Now, as with most things in life, nothing is set in stone. There are variations on variations, modern tweaks and twiddles…but for the most part, if you follow the elements above, you should be able to write a sonnet of your own.

My own attempt, a sonnet I wrote for a poetry class in my grad school days, about my preemie daughter….

For my Daughter

My gentle fingers on soft tendrils lie.
I feel at fault, though no one is to blame.
I could not keep you safe and so you came.
I live for just a flutter of your eye.
I rock you, baby, watch the hour speed by,
I whisper softly in your ear your name.
Ordeals and pain your spirit cannot tame.
But when it’s time to go I softly cry.

Two months have passed and now you’re safe at home.
My tiny angel cradled to my breast.
All guilt has flown, no time on sorrow spend,
For joy we feel, our hearts on wings do roam.
Your newborn eyes gaze into mine – we’re blest.
My precious girl, my heart you swiftly mend.

Come back next week to learn how to write haiku.
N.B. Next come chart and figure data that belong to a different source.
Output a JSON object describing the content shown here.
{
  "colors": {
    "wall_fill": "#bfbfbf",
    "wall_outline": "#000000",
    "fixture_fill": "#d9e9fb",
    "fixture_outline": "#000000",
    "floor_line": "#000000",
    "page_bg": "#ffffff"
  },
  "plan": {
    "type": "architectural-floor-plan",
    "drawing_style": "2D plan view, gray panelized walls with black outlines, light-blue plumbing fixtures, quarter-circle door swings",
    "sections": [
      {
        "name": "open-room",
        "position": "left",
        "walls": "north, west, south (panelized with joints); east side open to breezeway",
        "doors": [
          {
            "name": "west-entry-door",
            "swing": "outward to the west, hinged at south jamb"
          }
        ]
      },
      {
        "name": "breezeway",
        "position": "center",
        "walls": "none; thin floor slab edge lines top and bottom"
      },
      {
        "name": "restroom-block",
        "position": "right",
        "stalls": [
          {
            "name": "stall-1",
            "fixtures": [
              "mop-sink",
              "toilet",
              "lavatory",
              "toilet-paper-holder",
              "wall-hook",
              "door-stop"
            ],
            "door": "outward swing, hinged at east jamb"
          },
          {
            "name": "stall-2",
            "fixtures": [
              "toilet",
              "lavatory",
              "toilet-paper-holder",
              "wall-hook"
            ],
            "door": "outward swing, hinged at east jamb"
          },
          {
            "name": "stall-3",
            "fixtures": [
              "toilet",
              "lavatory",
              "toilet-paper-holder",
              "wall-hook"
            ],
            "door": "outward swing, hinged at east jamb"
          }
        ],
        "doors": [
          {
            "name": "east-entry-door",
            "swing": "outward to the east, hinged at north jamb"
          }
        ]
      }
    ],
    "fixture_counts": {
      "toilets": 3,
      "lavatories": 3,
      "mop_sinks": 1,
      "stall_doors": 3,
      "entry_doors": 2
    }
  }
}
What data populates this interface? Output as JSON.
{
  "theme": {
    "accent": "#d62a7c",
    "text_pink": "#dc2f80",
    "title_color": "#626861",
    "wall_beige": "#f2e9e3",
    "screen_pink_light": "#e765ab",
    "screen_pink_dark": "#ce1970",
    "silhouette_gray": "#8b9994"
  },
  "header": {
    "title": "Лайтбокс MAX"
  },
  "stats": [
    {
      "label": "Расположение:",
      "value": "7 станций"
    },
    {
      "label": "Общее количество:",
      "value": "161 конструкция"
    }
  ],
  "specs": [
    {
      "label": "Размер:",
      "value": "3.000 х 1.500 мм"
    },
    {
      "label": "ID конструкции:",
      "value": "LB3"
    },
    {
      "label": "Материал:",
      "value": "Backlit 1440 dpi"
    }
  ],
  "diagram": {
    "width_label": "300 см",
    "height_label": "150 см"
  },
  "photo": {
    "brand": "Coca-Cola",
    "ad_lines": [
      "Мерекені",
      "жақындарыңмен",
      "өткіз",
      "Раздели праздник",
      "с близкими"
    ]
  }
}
For step-by-step instructions on how to write sonnets and several other forms of poetry, check out my book So You Have to Write a Poem: A Guide for the Non-Poetic!


Anonymous said...

I love the poem to your daughter...as she grows, I am sure she will also.
CAn;t wait for Haikus...

Kate Karyus Quinn said...

I love these little poetry lessons so much that I linked to your last one in my own blog! And the example of your own poem to your daughter makes the whole post not just informative, but touching as well!